Faire suivre les discours et les actes
À côté des grandes confédérations, un éco-syndicat tout entier dédié à la transition a vu le jour en 2019 : le Printemps écologique. Anne Le Corre est l’une de ses cofondatrices : «À l’époque, nous estimions que les entreprises ne portaient pas assez les questions de la transformation écologique de leur modèle économique et nous n’avions pas beaucoup d’échos de la part des syndicats traditionnels», raconte-t-elle. Plutôt confidentiel au départ, le syndicat compte désormais plus de 300 élu·es dans des secteurs d’activité variés. Anne Le Corre explique : «Nous essayons, pour chaque accord signé, d’amener une dimension écologique, de voir comment transformer les règles de l’entreprise pour intégrer cette dimension. C’est assez nouveau dans le champ syndical.»
La cofondatrice se réjouit de voir ces thématiques trouver un relais plus large : «Aujourd’hui, il y a beaucoup plus d’occurrences de la transition écologique chez les autres organisations syndicales, par rapport à nos débuts. Leur principal enjeu, c’est que le discours et les actes suivent, parce qu’elles ont toutes une base d’adhérents qu’elles doivent faire bouger, mais sans aller trop vite, au risque de les perdre.»
Illustration récente de ce dilemme : le départ de la CGT de l’Alliance écologique et sociale (anciennement appelée Plus jamais ça), une coalition inédite de syndicats, d’ONG et d’associations écologistes, dont l’une des victoires emblématiques avait été le sauvetage en 2022 de l’unique usine de papier recyclé française, située à La Chapelle Darblay, en Seine-Maritime. Mais, comme l’expliquait Reporterre, le rapprochement entre la CGT et des ONG comme Greenpeace, opposée au nucléaire, passait mal auprès de certaines fédérations. Le départ de la CGT de l’alliance a été acté lors du congrès de l’organisation en 2023. Les trois autres syndicats – Solidaires, la FSU et la Confédération paysanne – ont maintenu leur participation.
Emploi et environnement, un équilibre difficile
Quand des emplois sont en jeu, il est parfois difficile pour les syndicats de maintenir leurs positions sur l’environnement. En avril 2024, des dizaines d’employé·es du groupe SEB – numéro un mondial du petit équipement domestique -, se sont rendu·es à Paris pour manifester contre une proposition de loi écologiste qui visait à interdire, dès 2026, la fabrication de divers objets contenant des PFAS, ces «polluants éternels». Particulièrement persistants dans le corps et l’environnement, certains sont classés comme cancérigènes pour les humains.

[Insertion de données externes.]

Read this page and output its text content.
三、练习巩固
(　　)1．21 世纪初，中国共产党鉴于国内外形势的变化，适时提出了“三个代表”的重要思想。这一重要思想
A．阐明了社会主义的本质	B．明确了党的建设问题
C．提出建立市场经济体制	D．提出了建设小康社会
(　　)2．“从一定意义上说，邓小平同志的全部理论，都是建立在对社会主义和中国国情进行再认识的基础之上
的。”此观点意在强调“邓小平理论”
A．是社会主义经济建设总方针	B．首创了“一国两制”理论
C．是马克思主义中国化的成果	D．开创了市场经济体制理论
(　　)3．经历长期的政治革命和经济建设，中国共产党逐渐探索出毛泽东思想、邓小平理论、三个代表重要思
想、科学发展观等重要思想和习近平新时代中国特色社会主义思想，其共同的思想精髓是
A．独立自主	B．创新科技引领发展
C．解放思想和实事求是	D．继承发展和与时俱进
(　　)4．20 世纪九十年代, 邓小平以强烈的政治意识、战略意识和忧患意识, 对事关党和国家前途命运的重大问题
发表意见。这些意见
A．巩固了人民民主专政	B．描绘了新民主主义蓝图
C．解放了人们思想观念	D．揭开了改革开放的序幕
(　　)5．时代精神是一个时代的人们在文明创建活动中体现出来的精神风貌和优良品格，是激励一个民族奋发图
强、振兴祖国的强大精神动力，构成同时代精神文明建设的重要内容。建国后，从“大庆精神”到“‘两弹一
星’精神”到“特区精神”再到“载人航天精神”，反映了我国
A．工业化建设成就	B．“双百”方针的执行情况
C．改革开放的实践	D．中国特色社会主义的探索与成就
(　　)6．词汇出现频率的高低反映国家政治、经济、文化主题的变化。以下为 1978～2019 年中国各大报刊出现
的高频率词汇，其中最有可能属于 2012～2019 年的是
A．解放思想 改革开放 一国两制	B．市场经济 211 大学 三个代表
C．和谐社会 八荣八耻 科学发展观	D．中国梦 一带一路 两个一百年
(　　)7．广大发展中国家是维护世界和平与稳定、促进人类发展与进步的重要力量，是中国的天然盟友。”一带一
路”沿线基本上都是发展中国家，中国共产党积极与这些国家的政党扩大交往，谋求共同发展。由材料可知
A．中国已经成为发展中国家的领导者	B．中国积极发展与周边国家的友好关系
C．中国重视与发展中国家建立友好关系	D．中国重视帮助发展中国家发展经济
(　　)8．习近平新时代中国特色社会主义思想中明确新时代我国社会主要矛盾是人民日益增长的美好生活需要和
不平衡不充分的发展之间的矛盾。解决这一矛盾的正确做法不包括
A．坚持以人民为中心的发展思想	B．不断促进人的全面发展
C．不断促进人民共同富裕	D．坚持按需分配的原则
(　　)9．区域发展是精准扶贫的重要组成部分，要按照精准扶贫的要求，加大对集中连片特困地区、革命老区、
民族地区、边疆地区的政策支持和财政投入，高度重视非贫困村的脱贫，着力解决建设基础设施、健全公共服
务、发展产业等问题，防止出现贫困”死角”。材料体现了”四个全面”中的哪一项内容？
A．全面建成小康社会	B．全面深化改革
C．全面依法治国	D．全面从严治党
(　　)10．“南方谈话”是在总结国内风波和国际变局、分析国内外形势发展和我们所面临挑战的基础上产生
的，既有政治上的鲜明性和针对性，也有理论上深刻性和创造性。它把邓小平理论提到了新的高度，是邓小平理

Parmi les objets incriminés, figuraient des ustensiles de cuisine comme les poêles, qui faisaient craindre jusqu’à 3 000 pertes d’emplois chez Tefal, filiale de SEB.
À la suite de cette mobilisation, les ustensiles de cuisine n’étaient plus concernés par la proposition de loi, au grand dam de nombreuses associations écologistes. «Nous soutenons totalement les salariés, l’enjeu, c’était bien sûr l’emploi. Vous ne pouvez pas leur annoncer qu’ils vont perdre leur travail sans proposer de solutions», défend Béatrice Clicq de FO, premier syndicat chez Tefal. «On veut protéger l’emploi et l’environnement, mais pour joindre les deux, il faut que les choses soient anticipées. On ne peut pas prendre des décisions aussi abruptes», considère Madeleine Gilbert de la CFE-CGC.
Si des syndicalistes de FO et de la CFE-CGC ont manifesté contre la proposition de loi aux côtés de la direction de SEB, les représentant·es de la CGT se sont opposé·es à cette initiative, dénonçant un chantage à l’emploi et un lobbying industriel. «Il faut lutter contre le genre de pollution que sont les PFAS, nous travaillons avec des ONG comme Générations futures sur ce sujet, indique Fabienne Rouchy, de la CGT. Évidemment que nous défendons l’emploi, mais s’il doit changer de nature pour aider à la transition, nous y sommes favorables.». C’est une première dans le monde syndical : les branches chimie et métallurgie de la CGT ont récemment constitué un «collectif PFAS» pour protéger les salarié·es et trouver des alternatives aux polluants.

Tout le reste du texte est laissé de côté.